Four Rules for Data Success
- When Data Became a BIG Deal
- Data and the Single Server
- The Big Data Trade-Off
- Anatomy of a Big Data Pipeline
- The Ultimate Database
- Summary
- The first rule of any technology used in a business is that automation applied to an efficient operation will magnify the efficiency. The second is that automation applied to an inefficient operation will magnify the inefficiency.
- —Bill Gates
The software that you use creates and processes data, and this data can provide value in a variety of ways. Insights gleaned from this data can be used to streamline decision making. Statistical analysis may help to drive research or inform policy. Real-time analysis can be used to identify inefficiencies in product development. In some cases, analytics created from the data, or even the data itself, can be offered as a product.
Studies have shown that organizations that use rigorous data analysis (when they do so effectively) to drive decision making can be more productive than those that do not.1 What separates the successful organizations from the ones that don’t have a data-driven plan?
Database technology is a fast-moving field filled with innovations. This chapter will describe the current state of the field, and provide the basic guidelines that inform the use cases featured throughout the rest of this book.
When Data Became a BIG Deal
Computers fundamentally provide the ability to define logical operations that act upon stored data, and digital data management has always been a cornerstone of digital computing. However, the volume of digital data available has never been greater than at the very moment you finish this sentence. And in the time it takes you to read this sentence, terabytes of data (and possibly quite a lot more) have just been generated by computer systems around the world. If data has always been a central part of computing, what makes Big Data such a big deal now? The answer: accessibility.

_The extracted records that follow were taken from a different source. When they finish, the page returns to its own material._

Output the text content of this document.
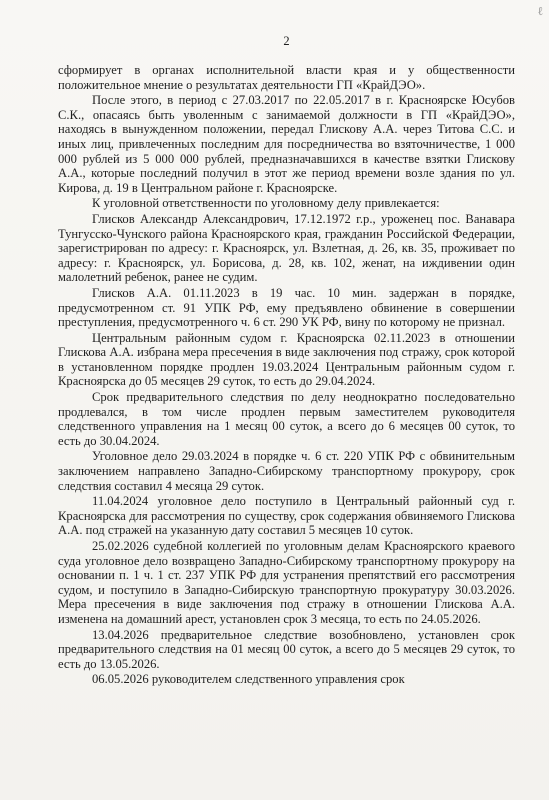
ℓ
2

сформирует в органах исполнительной власти края и у общественности положительное мнение о результатах деятельности ГП «КрайДЭО».

После этого, в период с 27.03.2017 по 22.05.2017 в г. Красноярске Юсубов С.К., опасаясь быть уволенным с занимаемой должности в ГП «КрайДЭО», находясь в вынужденном положении, передал Глискову А.А. через Титова С.С. и иных лиц, привлеченных последним для посредничества во взяточничестве, 1 000 000 рублей из 5 000 000 рублей, предназначавшихся в качестве взятки Глискову А.А., которые последний получил в этот же период времени возле здания по ул. Кирова, д. 19 в Центральном районе г. Красноярске.

К уголовной ответственности по уголовному делу привлекается:

Глисков Александр Александрович, 17.12.1972 г.р., уроженец пос. Ванавара Тунгусско-Чунского района Красноярского края, гражданин Российской Федерации, зарегистрирован по адресу: г. Красноярск, ул. Взлетная, д. 26, кв. 35, проживает по адресу: г. Красноярск, ул. Борисова, д. 28, кв. 102, женат, на иждивении один малолетний ребенок, ранее не судим.

Глисков А.А. 01.11.2023 в 19 час. 10 мин. задержан в порядке, предусмотренном ст. 91 УПК РФ, ему предъявлено обвинение в совершении преступления, предусмотренного ч. 6 ст. 290 УК РФ, вину по которому не признал.

Центральным районным судом г. Красноярска 02.11.2023 в отношении Глискова А.А. избрана мера пресечения в виде заключения под стражу, срок которой в установленном порядке продлен 19.03.2024 Центральным районным судом г. Красноярска до 05 месяцев 29 суток, то есть до 29.04.2024.

Срок предварительного следствия по делу неоднократно последовательно продлевался, в том числе продлен первым заместителем руководителя следственного управления на 1 месяц 00 суток, а всего до 6 месяцев 00 суток, то есть до 30.04.2024.

Уголовное дело 29.03.2024 в порядке ч. 6 ст. 220 УПК РФ с обвинительным заключением направлено Западно-Сибирскому транспортному прокурору, срок следствия составил 4 месяца 29 суток.

11.04.2024 уголовное дело поступило в Центральный районный суд г. Красноярска для рассмотрения по существу, срок содержания обвиняемого Глискова А.А. под стражей на указанную дату составил 5 месяцев 10 суток.

25.02.2026 судебной коллегией по уголовным делам Красноярского краевого суда уголовное дело возвращено Западно-Сибирскому транспортному прокурору на основании п. 1 ч. 1 ст. 237 УПК РФ для устранения препятствий его рассмотрения судом, и поступило в Западно-Сибирскую транспортную прокуратуру 30.03.2026. Мера пресечения в виде заключения под стражу в отношении Глискова А.А. изменена на домашний арест, установлен срок 3 месяца, то есть по 24.05.2026.

13.04.2026 предварительное следствие возобновлено, установлен срок предварительного следствия на 01 месяц 00 суток, а всего до 5 месяцев 29 суток, то есть до 13.05.2026.

06.05.2026 руководителем следственного управления срок
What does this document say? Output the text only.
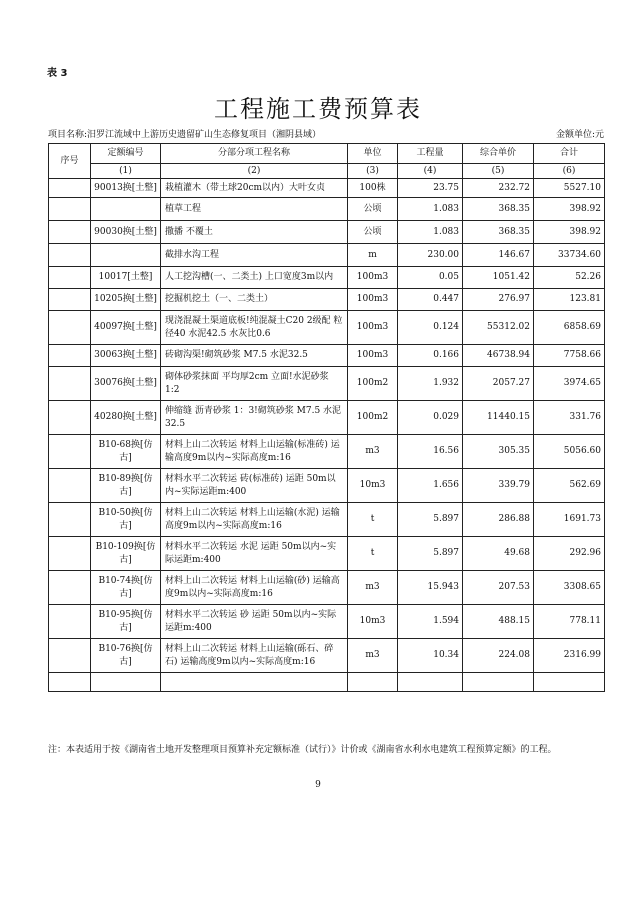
表 3
工程施工费预算表
项目名称:汨罗江流域中上游历史遗留矿山生态修复项目（湘阴县域）	金额单位:元
序号	定额编号	分部分项工程名称	单位	工程量	综合单价	合计
	(1)	(2)	(3)	(4)	(5)	(6)
	90013换[土整]	栽植灌木（带土球20cm以内）大叶女贞	100株	23.75	232.72	5527.10
		植草工程	公顷	1.083	368.35	398.92
	90030换[土整]	撒播 不覆土	公顷	1.083	368.35	398.92
		截排水沟工程	m	230.00	146.67	33734.60
	10017[土整]	人工挖沟槽(一、二类土) 上口宽度3m以内	100m3	0.05	1051.42	52.26
	10205换[土整]	挖掘机挖土（一、二类土）	100m3	0.447	276.97	123.81
	40097换[土整]	现浇混凝土渠道底板!纯混凝土C20 2级配 粒径40 水泥42.5 水灰比0.6	100m3	0.124	55312.02	6858.69
	30063换[土整]	砖砌沟渠!砌筑砂浆 M7.5 水泥32.5	100m3	0.166	46738.94	7758.66
	30076换[土整]	砌体砂浆抹面 平均厚2cm 立面!水泥砂浆 1:2	100m2	1.932	2057.27	3974.65
	40280换[土整]	伸缩缝 沥青砂浆 1：3!砌筑砂浆 M7.5 水泥32.5	100m2	0.029	11440.15	331.76
	B10-68换[仿古]	材料上山二次转运 材料上山运输(标准砖) 运输高度9m以内~实际高度m:16	m3	16.56	305.35	5056.60
	B10-89换[仿古]	材料水平二次转运 砖(标准砖) 运距 50m以内~实际运距m:400	10m3	1.656	339.79	562.69
	B10-50换[仿古]	材料上山二次转运 材料上山运输(水泥) 运输高度9m以内~实际高度m:16	t	5.897	286.88	1691.73
	B10-109换[仿古]	材料水平二次转运 水泥 运距 50m以内~实际运距m:400	t	5.897	49.68	292.96
	B10-74换[仿古]	材料上山二次转运 材料上山运输(砂) 运输高度9m以内~实际高度m:16	m3	15.943	207.53	3308.65
	B10-95换[仿古]	材料水平二次转运 砂 运距 50m以内~实际运距m:400	10m3	1.594	488.15	778.11
	B10-76换[仿古]	材料上山二次转运 材料上山运输(砾石、碎石) 运输高度9m以内~实际高度m:16	m3	10.34	224.08	2316.99

注：本表适用于按《湖南省土地开发整理项目预算补充定额标准（试行）》计价或《湖南省水利水电建筑工程预算定额》的工程。
9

The story of data accessibility could start with the IT version of the Cambrian explosion: in other words, the incredible rise of the personal computer. With the launch of products like the Apple II and, later, the Windows platform, millions of users gained the ability to process and analyze data (not a lot of data, by today’s standards) quickly and affordably. In the world of business, spreadsheet tools such as VisiCalc for the Apple II and Lotus 1-2-3 for Windows PCs were the so-called killer apps that helped drive sales of personal computers as tools to address business and research data needs. Hard drive costs dropped, processor speeds increased, and there was no end to the amount of applications available for data processing, including software such as Mathematica, SPSS, Microsoft Access and Excel, and thousands more.

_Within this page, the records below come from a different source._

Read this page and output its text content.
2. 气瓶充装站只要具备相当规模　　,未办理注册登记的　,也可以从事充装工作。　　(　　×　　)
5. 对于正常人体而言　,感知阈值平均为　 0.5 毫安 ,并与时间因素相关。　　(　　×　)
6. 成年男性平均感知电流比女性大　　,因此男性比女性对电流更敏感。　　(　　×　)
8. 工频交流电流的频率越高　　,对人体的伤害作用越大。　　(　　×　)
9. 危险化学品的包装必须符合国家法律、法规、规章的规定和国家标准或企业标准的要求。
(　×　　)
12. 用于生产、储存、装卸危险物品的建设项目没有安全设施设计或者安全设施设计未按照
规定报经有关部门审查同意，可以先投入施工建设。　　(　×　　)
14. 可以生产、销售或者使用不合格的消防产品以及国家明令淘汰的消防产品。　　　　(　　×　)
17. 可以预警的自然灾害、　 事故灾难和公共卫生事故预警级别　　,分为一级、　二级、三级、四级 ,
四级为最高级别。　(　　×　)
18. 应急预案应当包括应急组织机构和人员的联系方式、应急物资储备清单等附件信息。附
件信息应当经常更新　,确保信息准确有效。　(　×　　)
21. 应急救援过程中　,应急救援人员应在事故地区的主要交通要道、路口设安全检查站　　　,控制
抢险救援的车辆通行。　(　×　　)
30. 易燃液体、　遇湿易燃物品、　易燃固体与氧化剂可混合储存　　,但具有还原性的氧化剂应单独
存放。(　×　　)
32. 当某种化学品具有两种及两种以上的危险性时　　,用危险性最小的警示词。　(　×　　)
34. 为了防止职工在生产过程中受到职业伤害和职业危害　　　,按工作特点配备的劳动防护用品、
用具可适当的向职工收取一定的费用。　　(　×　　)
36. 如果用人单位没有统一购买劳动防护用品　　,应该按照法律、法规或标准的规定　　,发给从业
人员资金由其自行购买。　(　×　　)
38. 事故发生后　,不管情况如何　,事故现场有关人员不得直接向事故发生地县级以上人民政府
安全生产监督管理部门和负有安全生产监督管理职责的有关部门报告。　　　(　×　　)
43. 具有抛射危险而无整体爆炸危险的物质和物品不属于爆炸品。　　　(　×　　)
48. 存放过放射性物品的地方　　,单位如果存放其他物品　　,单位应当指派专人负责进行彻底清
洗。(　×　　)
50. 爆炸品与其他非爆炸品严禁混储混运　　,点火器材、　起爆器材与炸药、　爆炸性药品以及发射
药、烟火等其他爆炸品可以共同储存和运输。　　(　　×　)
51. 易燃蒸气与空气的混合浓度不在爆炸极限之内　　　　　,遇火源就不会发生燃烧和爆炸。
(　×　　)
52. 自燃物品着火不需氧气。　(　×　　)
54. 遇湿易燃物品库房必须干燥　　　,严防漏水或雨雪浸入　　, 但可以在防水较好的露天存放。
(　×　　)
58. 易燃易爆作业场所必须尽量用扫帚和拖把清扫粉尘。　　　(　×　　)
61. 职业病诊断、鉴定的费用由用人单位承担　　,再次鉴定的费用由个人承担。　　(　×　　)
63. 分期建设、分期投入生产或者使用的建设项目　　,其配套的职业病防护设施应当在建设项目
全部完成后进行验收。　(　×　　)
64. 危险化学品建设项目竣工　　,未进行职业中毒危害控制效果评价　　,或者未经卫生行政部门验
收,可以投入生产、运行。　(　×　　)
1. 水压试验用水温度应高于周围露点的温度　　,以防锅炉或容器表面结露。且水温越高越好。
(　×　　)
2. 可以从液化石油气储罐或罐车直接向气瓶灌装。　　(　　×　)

However, there’s an inherent limitation to the amount of data that can be processed using a personal computer; these systems are limited by their amount of storage and memory and by the ability of their processors to process the data. Nevertheless, the personal computer made it possible to collect, analyze, and process as much data as could fit in whatever storage the humble hardware could support. Large data systems, such as those used in airline reservation systems or those used to process government census data, were left to the worlds of the mainframe and the supercomputer.

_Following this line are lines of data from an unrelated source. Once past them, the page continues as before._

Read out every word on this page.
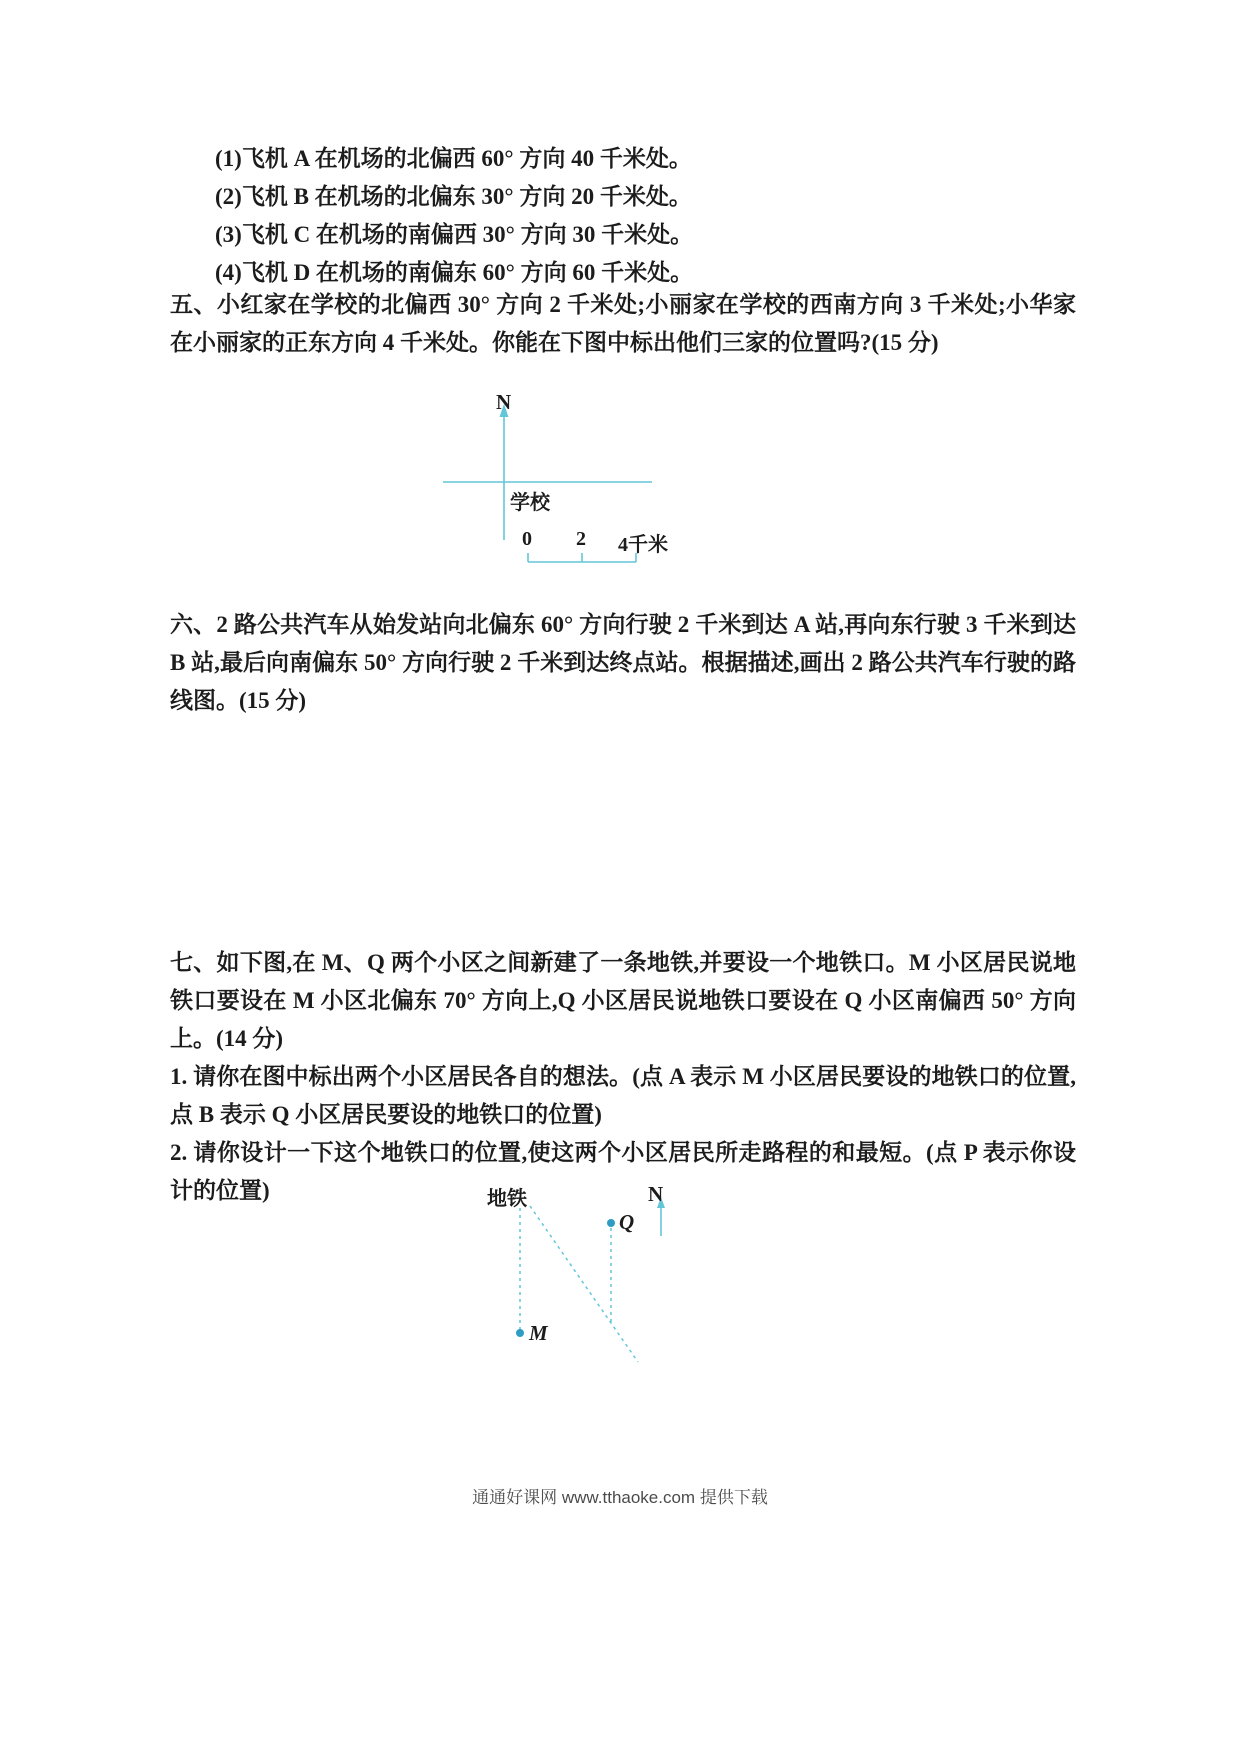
(1)飞机 A 在机场的北偏西 60° 方向 40 千米处。
(2)飞机 B 在机场的北偏东 30° 方向 20 千米处。
(3)飞机 C 在机场的南偏西 30° 方向 30 千米处。
(4)飞机 D 在机场的南偏东 60° 方向 60 千米处。
五、小红家在学校的北偏西 30° 方向 2 千米处;小丽家在学校的西南方向 3 千米处;小华家在小丽家的正东方向 4 千米处。你能在下图中标出他们三家的位置吗?(15 分)
N
学校
0 2 4千米
六、2 路公共汽车从始发站向北偏东 60° 方向行驶 2 千米到达 A 站,再向东行驶 3 千米到达 B 站,最后向南偏东 50° 方向行驶 2 千米到达终点站。根据描述,画出 2 路公共汽车行驶的路线图。(15 分)
七、如下图,在 M、Q 两个小区之间新建了一条地铁,并要设一个地铁口。M 小区居民说地铁口要设在 M 小区北偏东 70° 方向上,Q 小区居民说地铁口要设在 Q 小区南偏西 50° 方向上。(14 分)
1. 请你在图中标出两个小区居民各自的想法。(点 A 表示 M 小区居民要设的地铁口的位置,点 B 表示 Q 小区居民要设的地铁口的位置)
2. 请你设计一下这个地铁口的位置,使这两个小区居民所走路程的和最短。(点 P 表示你设计的位置)	地铁	N
Q
M
通通好课网 www.tthaoke.com 提供下载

Enterprise vendors who dealt with enormous amounts of data developed relational database management systems (RDBMSs), such as those provided by Microsoft SQL Server or Oracle. With the rise of the Internet came a need for affordable and accessible database backends for Web applications. This need resulted in another wave of data accessibility and the popularity of powerful open-source relational databases, such as PostgreSQL and MySQL. WordPress, the most popular software for Web site content management, is written in PHP and uses a MySQL database by default. In 2011, WordPress claimed that 22% of all new Web sites are built using WordPress.2
RDBMSs are based on a tried-and-true design in which each record of data is ideally stored only once in a single place. This system works amazingly well as long as data always looks the same and stays within a dictated size limit.